So, 400 Copy Editors Walk Into a Room...

The American Copy Editors Society's annual conference is over, and it received a lot of attention, including from NPR's On the Media. The transcripts from the show can be found here. (It is a good read ... and not too long.)

There are also some conference handouts posted on the conference Web site.


Moving Past Web 2.0?

The Web 2.0 Expo is going on this week in San Francisco, and the San Francisco Chronicle reporters covering it have a funny reporter's notebook about what the next name will be for the Web.

I vote for Web 2.1. But that's just me.


HTML That Complains

I was reading a book about HTML and CSS that said code should be written so that it is "complaint."

The last thing I would want is a Web site with HTML that complains, but that's OK, I'm pretty sure that they meant compliant HTML.

As an aside, it is a very good book that teaches the basics of HTML and CSS in an easy-to-follow manner.

Drink This One Up

How many times have you seen googling or to google as a verb to search the Web? I find it interesting, though not shocking, that Google does not include that definition in its own dictionary function.

It's not surprising that Google doesn't want to google to become a popular verb, though I do think they may have already lost that battle.
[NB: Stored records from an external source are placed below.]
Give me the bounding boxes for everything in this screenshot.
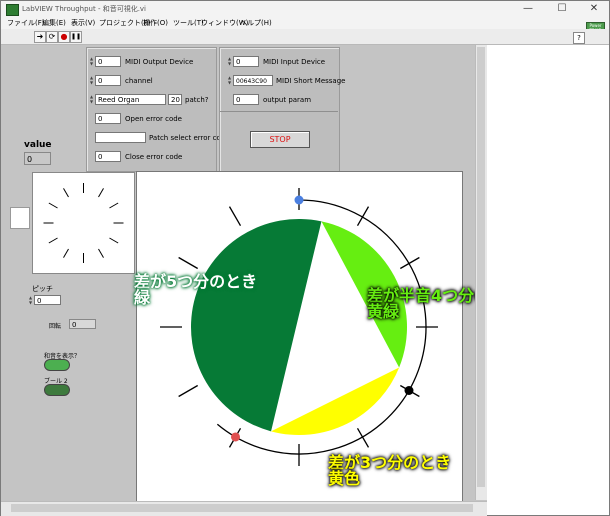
input-device-field[interactable]: 0 (233, 56, 259, 67)
output-device-label: MIDI Output Device (125, 58, 194, 66)
close-error-field: 0 (95, 151, 121, 162)
labview-window: LabVIEW Throughput - 和音可視化.vi — ☐ ✕ ファイル… (0, 0, 610, 516)
menu-help[interactable]: ヘルプ(H) (240, 18, 272, 28)
minimize-button[interactable]: — (511, 1, 545, 17)
input-device-spinner[interactable]: ▲ ▼ (227, 56, 232, 67)
pitch-tick (178, 384, 199, 398)
open-error-label: Open error code (125, 115, 182, 123)
pitch-tick (178, 256, 199, 270)
annotation-fifth-line1: 差が5つ分のとき (134, 272, 258, 291)
close-button[interactable]: ✕ (577, 1, 610, 17)
menu-edit[interactable]: 編集(E) (42, 18, 66, 28)
labview-app-icon (6, 4, 19, 16)
toolbar: ➜ ⟳ ● ❚❚ (1, 29, 609, 45)
pitch-label: ピッチ (32, 285, 53, 293)
channel-spinner[interactable]: ▲ ▼ (89, 75, 94, 86)
pitch-tick (356, 427, 370, 448)
note-marker-blue (294, 195, 304, 205)
clock-dial (32, 172, 135, 274)
pitch-field[interactable]: 0 (34, 295, 61, 305)
pitch-spinner[interactable]: ▲ ▼ (28, 295, 33, 305)
menu-operate[interactable]: 操作(O) (143, 18, 168, 28)
clock-tick (109, 202, 119, 209)
patch-number-field[interactable]: 20 (168, 94, 182, 105)
patch-error-label: Patch select error code (149, 134, 230, 142)
annotation-minor-third-line2: 黄色 (328, 469, 361, 488)
patch-error-field (95, 132, 146, 143)
clock-tick (63, 188, 69, 198)
output-param-field: 0 (233, 94, 259, 105)
maximize-button[interactable]: ☐ (545, 1, 579, 17)
input-device-label: MIDI Input Device (263, 58, 326, 66)
note-marker-red (231, 432, 240, 442)
menu-tools[interactable]: ツール(T) (173, 18, 204, 28)
vertical-scroll-thumb[interactable] (477, 47, 485, 487)
short-message-label: MIDI Short Message (276, 77, 346, 85)
annotation-fifth: 差が5つ分のとき 緑 (134, 274, 257, 306)
pitch-tick (399, 256, 420, 270)
bool2-toggle[interactable] (44, 384, 70, 396)
abort-icon[interactable]: ● (58, 31, 70, 43)
stop-button[interactable]: STOP (250, 131, 310, 148)
channel-field[interactable]: 0 (95, 75, 121, 86)
help-icon[interactable]: ? (573, 32, 585, 44)
color-swatch (10, 207, 30, 229)
value-indicator: 0 (24, 152, 51, 165)
patch-label: patch? (185, 96, 209, 104)
pitch-tick (356, 206, 370, 227)
menu-view[interactable]: 表示(V) (71, 18, 95, 28)
note-marker-black (404, 386, 414, 395)
menu-file[interactable]: ファイル(F) (7, 18, 45, 28)
output-param-label: output param (263, 96, 312, 104)
patch-spinner[interactable]: ▲ ▼ (89, 94, 94, 105)
run-arrow-icon[interactable]: ➜ (34, 31, 46, 43)
green-sector (191, 219, 322, 432)
clock-tick (98, 248, 104, 258)
patch-name-field[interactable]: Reed Organ (95, 94, 166, 105)
pause-icon[interactable]: ❚❚ (70, 31, 82, 43)
clock-tick (63, 248, 69, 258)
clock-tick (109, 237, 119, 244)
short-message-field: 00643C90 (233, 75, 273, 86)
run-continuously-icon[interactable]: ⟳ (46, 31, 58, 43)
empty-panel-area (487, 45, 609, 515)
output-device-spinner[interactable]: ▲ ▼ (89, 56, 94, 67)
horizontal-scroll-thumb[interactable] (11, 504, 473, 512)
title-bar: LabVIEW Throughput - 和音可視化.vi — ☐ ✕ (1, 1, 609, 17)
short-message-spinner: ▲ ▼ (227, 75, 232, 85)
rotation-label: 回転 (49, 323, 62, 330)
close-error-label: Close error code (125, 153, 183, 161)
rotation-field: 0 (69, 319, 96, 329)
clock-tick (48, 202, 58, 209)
show-chord-toggle[interactable] (44, 359, 70, 371)
clock-tick (98, 188, 104, 198)
annotation-minor-third: 差が3つ分のとき 黄色 (328, 455, 451, 487)
panel-divider (220, 111, 338, 112)
pitch-tick (228, 206, 242, 227)
channel-label: channel (125, 77, 153, 85)
value-label: value (24, 140, 52, 150)
open-error-field: 0 (95, 113, 121, 124)
clock-tick (48, 237, 58, 244)
window-title: LabVIEW Throughput - 和音可視化.vi (22, 5, 147, 13)
annotation-fifth-line2: 緑 (134, 288, 151, 307)
output-device-field[interactable]: 0 (95, 56, 121, 67)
AP Allows Serial Comma (Sometimes)

For most of the time, serial commas should not be used if your publication is using the The Associated Press Stylebook.

This is not the place I want to start an argument about the justification of using (or not using) serial commas. The AP Stylebook says:
IN A SERIES: Use commas to separate elements in a series, but do not put a comma before the conjunction in a simple series: The flag is red, white and blue. He would nominate Tom, Dick or Harry.
But then it says this:
Put a comma before the concluding conjunction in a series, however, if an integral element of the series requires a conjunction: I had orange juice, toast, and ham and eggs for breakfast.
Yep, it's right there in the punctuation section of the stylebook under comma. It's AP, in a muted way, saying it is OK to sometimes use the serial comma.

It just goes to show that you should read a sentence before doing search-and-destroy editing.


Two Words, Not One

Bill Walsh has an interesting post on Blogslot about using a one-word noun in place of a two-word verb.


A Look Back

I was looking through the Internet Archive the other day and thought it was funny to see this site's old posts and design.